Stochastic Bookmark

abstruse unfinished commentary

about correspondence

16.9.06

Back to schooltime

... picking up where I left off:

Robert Graves, Good-bye to All That: Remarkable in its time, so successful in setting the standard that it seems less remarkable now. I preferred Cummings' The Enormous Room.
(And the Borges bestiary is a minor work, sporadically insightful; I'd prefer to see more of his poetry and essays translated.)

Louis-Ferdinand Céline, Castle to Castle: I'm withholding comment until I'm through the rest of the journey; North & Rigadoon grace my TBR shelf. Oh well, just one comment: Being decreed an island governor, a la Sancho Panza, is a brilliant touch, or brilliantly touched.

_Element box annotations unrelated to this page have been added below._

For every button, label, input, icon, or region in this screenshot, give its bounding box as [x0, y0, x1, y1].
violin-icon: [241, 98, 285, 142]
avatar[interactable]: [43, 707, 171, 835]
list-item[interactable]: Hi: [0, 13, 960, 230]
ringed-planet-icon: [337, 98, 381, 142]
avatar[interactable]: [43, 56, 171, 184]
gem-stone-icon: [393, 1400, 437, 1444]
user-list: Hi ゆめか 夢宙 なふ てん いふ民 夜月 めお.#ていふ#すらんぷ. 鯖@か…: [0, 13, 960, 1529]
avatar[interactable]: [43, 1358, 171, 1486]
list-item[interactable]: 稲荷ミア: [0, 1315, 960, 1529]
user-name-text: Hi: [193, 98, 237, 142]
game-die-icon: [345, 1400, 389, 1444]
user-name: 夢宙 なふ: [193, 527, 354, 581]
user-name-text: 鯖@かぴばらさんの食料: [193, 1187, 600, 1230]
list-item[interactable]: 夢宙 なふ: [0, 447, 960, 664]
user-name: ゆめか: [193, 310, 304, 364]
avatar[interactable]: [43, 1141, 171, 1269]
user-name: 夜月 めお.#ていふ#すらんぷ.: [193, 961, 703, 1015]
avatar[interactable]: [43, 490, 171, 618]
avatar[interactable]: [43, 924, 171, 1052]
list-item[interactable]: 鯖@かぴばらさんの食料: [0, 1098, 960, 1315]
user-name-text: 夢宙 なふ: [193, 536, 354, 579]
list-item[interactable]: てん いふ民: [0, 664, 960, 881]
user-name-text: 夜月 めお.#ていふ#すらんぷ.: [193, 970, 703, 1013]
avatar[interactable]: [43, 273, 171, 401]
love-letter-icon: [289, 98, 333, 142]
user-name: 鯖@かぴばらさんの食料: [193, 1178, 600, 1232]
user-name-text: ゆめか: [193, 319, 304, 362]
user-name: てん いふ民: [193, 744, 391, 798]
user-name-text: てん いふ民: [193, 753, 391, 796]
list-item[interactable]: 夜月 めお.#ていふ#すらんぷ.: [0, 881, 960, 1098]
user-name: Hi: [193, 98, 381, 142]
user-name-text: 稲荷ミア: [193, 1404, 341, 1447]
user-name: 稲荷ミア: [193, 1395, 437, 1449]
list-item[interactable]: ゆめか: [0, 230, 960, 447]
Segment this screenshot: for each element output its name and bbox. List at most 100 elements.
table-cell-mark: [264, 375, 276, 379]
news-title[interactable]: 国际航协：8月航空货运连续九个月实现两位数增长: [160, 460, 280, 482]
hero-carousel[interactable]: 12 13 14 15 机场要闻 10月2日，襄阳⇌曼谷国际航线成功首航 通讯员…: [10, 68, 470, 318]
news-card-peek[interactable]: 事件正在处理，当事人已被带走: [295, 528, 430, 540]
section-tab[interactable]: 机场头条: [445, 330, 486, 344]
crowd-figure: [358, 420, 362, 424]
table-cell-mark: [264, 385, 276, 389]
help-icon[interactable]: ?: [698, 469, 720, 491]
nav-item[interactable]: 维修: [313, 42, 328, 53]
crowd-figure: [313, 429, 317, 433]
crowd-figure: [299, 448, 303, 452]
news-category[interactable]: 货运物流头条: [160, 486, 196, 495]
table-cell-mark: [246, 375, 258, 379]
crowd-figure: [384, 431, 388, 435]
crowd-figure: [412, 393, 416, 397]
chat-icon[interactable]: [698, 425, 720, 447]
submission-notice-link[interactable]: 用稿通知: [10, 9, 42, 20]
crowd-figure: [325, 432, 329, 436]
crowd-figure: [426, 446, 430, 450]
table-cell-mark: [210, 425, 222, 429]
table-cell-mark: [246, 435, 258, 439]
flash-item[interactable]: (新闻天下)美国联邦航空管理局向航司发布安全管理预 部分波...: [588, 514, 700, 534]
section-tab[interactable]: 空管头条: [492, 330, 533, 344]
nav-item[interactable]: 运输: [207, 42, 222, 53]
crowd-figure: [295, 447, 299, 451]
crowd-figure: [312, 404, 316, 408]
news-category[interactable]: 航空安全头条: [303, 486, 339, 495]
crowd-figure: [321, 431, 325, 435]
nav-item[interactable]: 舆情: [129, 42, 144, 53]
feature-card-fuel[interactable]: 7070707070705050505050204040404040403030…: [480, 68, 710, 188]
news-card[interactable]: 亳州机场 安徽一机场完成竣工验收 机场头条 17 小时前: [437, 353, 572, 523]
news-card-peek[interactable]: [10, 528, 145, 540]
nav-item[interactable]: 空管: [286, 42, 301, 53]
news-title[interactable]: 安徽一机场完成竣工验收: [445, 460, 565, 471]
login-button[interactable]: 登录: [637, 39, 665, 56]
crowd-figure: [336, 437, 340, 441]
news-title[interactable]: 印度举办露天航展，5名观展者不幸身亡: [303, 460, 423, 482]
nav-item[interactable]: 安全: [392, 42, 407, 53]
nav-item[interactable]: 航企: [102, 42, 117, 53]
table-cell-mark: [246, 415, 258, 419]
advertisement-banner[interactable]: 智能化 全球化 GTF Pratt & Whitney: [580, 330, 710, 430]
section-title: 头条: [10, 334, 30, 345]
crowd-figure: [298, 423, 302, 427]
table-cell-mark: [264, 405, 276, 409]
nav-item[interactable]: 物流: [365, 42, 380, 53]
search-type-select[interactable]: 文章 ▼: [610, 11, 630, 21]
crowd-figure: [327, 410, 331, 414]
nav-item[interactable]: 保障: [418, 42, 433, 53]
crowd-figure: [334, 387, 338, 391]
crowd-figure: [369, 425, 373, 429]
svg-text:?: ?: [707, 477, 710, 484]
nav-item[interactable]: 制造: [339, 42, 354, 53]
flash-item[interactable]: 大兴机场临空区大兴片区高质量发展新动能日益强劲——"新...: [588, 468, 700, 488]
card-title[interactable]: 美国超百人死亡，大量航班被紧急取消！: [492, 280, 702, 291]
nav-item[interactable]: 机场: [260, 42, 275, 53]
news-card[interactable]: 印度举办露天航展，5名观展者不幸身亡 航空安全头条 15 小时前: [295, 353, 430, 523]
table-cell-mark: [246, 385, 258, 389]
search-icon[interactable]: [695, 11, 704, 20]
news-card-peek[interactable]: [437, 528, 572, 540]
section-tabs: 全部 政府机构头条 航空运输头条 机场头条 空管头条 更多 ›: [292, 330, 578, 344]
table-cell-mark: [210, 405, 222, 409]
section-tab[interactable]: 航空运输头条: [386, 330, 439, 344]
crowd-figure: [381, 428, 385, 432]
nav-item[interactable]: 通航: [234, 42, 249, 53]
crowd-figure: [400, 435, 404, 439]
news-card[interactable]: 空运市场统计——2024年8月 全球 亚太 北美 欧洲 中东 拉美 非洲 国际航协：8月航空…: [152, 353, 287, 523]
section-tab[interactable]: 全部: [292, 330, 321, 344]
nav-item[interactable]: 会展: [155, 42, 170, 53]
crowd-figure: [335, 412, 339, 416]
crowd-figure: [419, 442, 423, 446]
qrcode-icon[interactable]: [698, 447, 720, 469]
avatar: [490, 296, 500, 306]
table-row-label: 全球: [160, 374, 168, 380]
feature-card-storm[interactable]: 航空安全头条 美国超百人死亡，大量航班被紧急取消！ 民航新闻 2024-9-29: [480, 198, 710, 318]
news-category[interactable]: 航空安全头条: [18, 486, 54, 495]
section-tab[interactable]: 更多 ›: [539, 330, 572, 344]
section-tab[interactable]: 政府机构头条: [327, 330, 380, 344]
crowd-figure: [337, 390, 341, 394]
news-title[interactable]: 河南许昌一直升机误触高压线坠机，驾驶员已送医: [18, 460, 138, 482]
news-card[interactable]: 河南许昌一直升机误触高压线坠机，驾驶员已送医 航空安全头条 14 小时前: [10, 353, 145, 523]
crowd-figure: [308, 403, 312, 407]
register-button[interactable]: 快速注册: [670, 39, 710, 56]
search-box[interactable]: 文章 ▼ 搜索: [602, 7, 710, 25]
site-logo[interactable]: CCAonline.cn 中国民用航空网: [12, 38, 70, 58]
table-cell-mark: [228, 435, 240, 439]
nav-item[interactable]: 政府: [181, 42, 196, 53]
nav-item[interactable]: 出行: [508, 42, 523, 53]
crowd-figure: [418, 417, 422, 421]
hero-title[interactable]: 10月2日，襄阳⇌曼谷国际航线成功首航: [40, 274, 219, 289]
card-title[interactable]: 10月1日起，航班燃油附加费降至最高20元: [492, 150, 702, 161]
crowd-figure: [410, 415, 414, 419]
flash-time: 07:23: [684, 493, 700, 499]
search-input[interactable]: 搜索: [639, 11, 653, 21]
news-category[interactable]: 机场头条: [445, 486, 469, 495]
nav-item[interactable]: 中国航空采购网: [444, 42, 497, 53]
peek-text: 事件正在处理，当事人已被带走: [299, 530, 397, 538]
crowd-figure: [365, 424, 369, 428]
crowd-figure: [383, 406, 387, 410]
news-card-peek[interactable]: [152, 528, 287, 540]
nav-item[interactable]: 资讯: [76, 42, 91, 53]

Peter Ackroyd, Chatterton: This novel deserves wider notice for posing the problem of authorial posing, and of the muddy lines between plagiary and fair use: A fair idea of the layered complications may be had in §2 here. In many respects it makes Peter Carey's My Life as a Fake superfluous. The story, motivated by the difficulties of publishing from the late 18th century to now, also succeeds in revisioning the circumstances of the proto-Romantic's death in such a way as to comment on subsequent Romanticism, especially its image of itself. (I stumbled upon this in looking into an alternative version of The Great Fire of London, per Roubaud; my tastes are tuned to just this sort of literary perplexity, when it works, as this does; YMMV [not May, Must], but you knew that already.)

John Banville, The Book of Evidence: A disappointment. Derivative of Nabokov's Lolita (with heavy allusion thereto), it deploys a new strategem of exculpation, that egoism and lack of empathy are, in their way, innocent. But this sordid, naïvil tale is unrelieved by any object motivating its narrator, including inculcating any empathy on the part of the reader, withholding Nabokov's implication by rhetorical sway, a neat trick if you can pull it off, as Nabokov does, often, but which fails under a bleaker (I was going to say Graham Greene of Brighton Beach, but Ian McEwen of The Cement Garden is closer) sort of sensibility. As commentary on Lolita it leaves too much out, and stand-alone it leaves Lolita out, with too little remaining.

I shan't say so much about the best by three Nobelaureates, so much has already been said:
Halldór Laxness, Independent People: Sort of the Moby-Dick of sheep-farming, updating the Sagas;
Yasunari Kawabata, Snow Country: Novel as renku? Precise and spare.
Imre Kertész, Kaddish for an Unborn Child: A "no" with a bow to Thomas Bernhard -- the finishing school ruminations bring me fullcircle to Graves. Full stop.

4 Comments:

Anonymous Anonymous said...

Graves' novel was remarkable for its time, but hardly set the pace. Remarque's 'Im Westen nichts Neues,' had been serialised the year before, in 28, but came out contemporaneously with Graves's vol, in 1929. But that same year the Australian Frederick Manning published his powerful pseudo-fictional 'The Middle Parts of Fortune',in a limited private edition, a masterpiece equal and, in some parts, superior to Graves' autobiographical account. It was censored, and the full text came out some years later as 'Her Privates We'.'pd

23/9/06 15:17  
Blogger nnyhav said...

I had thought (and meant to say) it set a standard for (auto-)biography, though the line blurs ... it wasn't so much WWI memiors that got me on to this track, more novels (and then memoirs) by poets, so Manning is of particular interest; thanks for the pointer.

24/9/06 00:44  
Anonymous Anonymous said...

I didn't know about Mottram's trilogy, so thanks. I haven't even read 'Le Feu', though I have a vague memory of seeing it 'analysed' when I read that memorable piece of forgettable trash, Colin Wilson's 'The Outsider' back in 1966. One of the 'Angry men' his rage was misdirected from his own incapacity to know what he was talking about. In any case, I'm intrigued by Barbusse's influence on Sassoon and Owen, and so it means a trot over to Via della Scrofa to the French bookstore to pick up a copy. Thanks

24/9/06 05:55  
Anonymous Anonymous said...

Nope. Wilson's book is in my Rome apartment, and I can't check it but the book Wilson refers to must be Barbusse's 'L'Enfer', otherwise I wouldn't be suffering from mnemnonic indigestion all afternoon. Not that it matters, much, but as Karl Kraus and Benedict teach us cathedratically, get a word wrong and the world goes up in flames, or feu.Phew.